Each attendee on Wednesday was able to share their thoughts on Baystate Health’s policy and the wider implications of not having access to gender-affirming care. Some detailed the impact of gender-affirming care that they’ve seen as health care workers, and others shared how they’ve supported their peers through times of mental health crisis.
One of the speakers, Northampton resident Mara Levi, said concern for transgender youth goes beyond those whose care has been transferred, but also for those who will not have access to this care if another provider can’t absorb the new patient load, or if the health care provider is out of reach, both financially and physically.
“When the largest health care organization in western [Massachusetts] denies gender-affirming care to trans youth, it stigmatizes the care trans kids desperately need,” Levi said.
According to a 2022 study cited in an article by the University of Washington School of Public Health, access to hormones or puberty blockers for people ages 13 to 20 is “associated with a 60% lower odds of moderate to severe depression and a 73% lower odds of self-harm or suicidal thoughts compared to youth who did not receive these medications over a 12-month period.” This article notes that this study aligns with other research that gender-affirming care has a significant impact on transgender youth mental health.
Demonstrator Naia Day-Tenerowicz of Springfield explained her own experience as a gender-queer individual with friends who identify as transgender or queer, but did not have access to gender-affirming care.

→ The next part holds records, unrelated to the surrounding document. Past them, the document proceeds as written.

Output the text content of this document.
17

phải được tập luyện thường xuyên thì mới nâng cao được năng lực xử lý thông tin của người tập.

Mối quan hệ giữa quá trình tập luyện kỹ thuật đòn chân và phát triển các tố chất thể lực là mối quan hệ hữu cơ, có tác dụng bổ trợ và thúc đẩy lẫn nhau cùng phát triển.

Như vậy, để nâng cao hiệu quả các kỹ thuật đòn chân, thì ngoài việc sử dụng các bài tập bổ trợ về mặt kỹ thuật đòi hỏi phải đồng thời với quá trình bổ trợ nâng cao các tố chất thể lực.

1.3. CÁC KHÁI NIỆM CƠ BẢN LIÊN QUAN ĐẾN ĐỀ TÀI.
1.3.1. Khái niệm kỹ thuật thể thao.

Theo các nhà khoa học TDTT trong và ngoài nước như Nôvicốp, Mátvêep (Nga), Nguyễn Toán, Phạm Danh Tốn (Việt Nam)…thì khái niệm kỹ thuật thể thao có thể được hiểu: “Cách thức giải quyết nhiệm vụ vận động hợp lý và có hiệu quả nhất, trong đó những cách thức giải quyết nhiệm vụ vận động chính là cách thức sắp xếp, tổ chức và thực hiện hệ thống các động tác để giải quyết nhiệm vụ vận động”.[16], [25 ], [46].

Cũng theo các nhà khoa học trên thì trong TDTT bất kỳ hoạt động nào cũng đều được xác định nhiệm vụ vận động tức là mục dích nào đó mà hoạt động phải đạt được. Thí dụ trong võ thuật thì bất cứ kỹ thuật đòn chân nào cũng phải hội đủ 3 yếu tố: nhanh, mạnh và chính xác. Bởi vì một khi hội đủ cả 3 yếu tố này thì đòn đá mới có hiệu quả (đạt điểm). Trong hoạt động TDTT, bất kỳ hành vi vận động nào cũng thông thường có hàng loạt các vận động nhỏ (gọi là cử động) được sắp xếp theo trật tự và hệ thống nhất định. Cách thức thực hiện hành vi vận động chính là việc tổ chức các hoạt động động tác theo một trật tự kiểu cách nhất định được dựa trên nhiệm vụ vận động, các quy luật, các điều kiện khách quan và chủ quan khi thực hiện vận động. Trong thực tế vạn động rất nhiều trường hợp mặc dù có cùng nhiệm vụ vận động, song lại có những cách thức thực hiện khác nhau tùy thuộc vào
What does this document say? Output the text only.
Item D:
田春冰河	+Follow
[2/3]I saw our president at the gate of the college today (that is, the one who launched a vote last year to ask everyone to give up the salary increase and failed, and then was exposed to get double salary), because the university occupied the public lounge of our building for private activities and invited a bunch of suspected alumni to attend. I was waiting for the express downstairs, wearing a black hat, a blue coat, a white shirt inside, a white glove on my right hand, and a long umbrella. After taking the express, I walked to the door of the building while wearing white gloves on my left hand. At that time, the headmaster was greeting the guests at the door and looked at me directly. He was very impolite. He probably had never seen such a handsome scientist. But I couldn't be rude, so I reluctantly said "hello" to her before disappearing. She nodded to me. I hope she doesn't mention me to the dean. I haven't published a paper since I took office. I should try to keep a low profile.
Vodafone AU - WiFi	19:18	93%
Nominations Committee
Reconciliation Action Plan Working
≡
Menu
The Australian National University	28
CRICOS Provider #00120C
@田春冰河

“I spent my teen years doing my best to support those friends and often having calls with them in the middle of the night to talk them out of self-harm or suicide,” she said. “It is so horrible to grow up and be treated as a person that you’re not, and to have your body be changing in a way that makes you feel worse and worse every day.”
Day-Tenerowicz shared how she saw a friend receive gender-affirming care, and that “things changed so fast for him,” as he started to feel better. Day-Tenerowicz feels a moral obligation to stand up and fight when it comes to this issue.
Security and police response
While not the first time protesters have demonstrated at a Baystate hospital, Wednesday’s event in Greenfield marked the first time they encountered police in the process.
Half an hour after the demonstration began on Baystate Franklin’s property next to its sign at the corner of High and Beacon streets, hospital security spoke to Wicks-Lim. Not long after, four officers with the Greenfield Police Department arrived and spoke with both Wicks-Lim and Baystate security while the other demonstrators either recorded the interactions or stood by the art display, having conversations.

Ultimately, none of the protesters were arrested and none of them were issued no-trespass orders. The demonstrators packed up the art display and left the property just before 7 p.m., and then moved to King Street in Northampton, on the sidewalk outside the Baystate Health & Wellness Center. There, Wicks-Lim said participants did not encounter any security or police officers.
Reflecting on the action in Greenfield, Wicks-Lim said they see the escalation of police involvement as not a “small decision,” and they’d like to hear from Baystate Health about the decision to stop gender-affirming care, and not have police be called in the process.
Calls and emails to Baystate Health spokespeople were not returned on Thursday.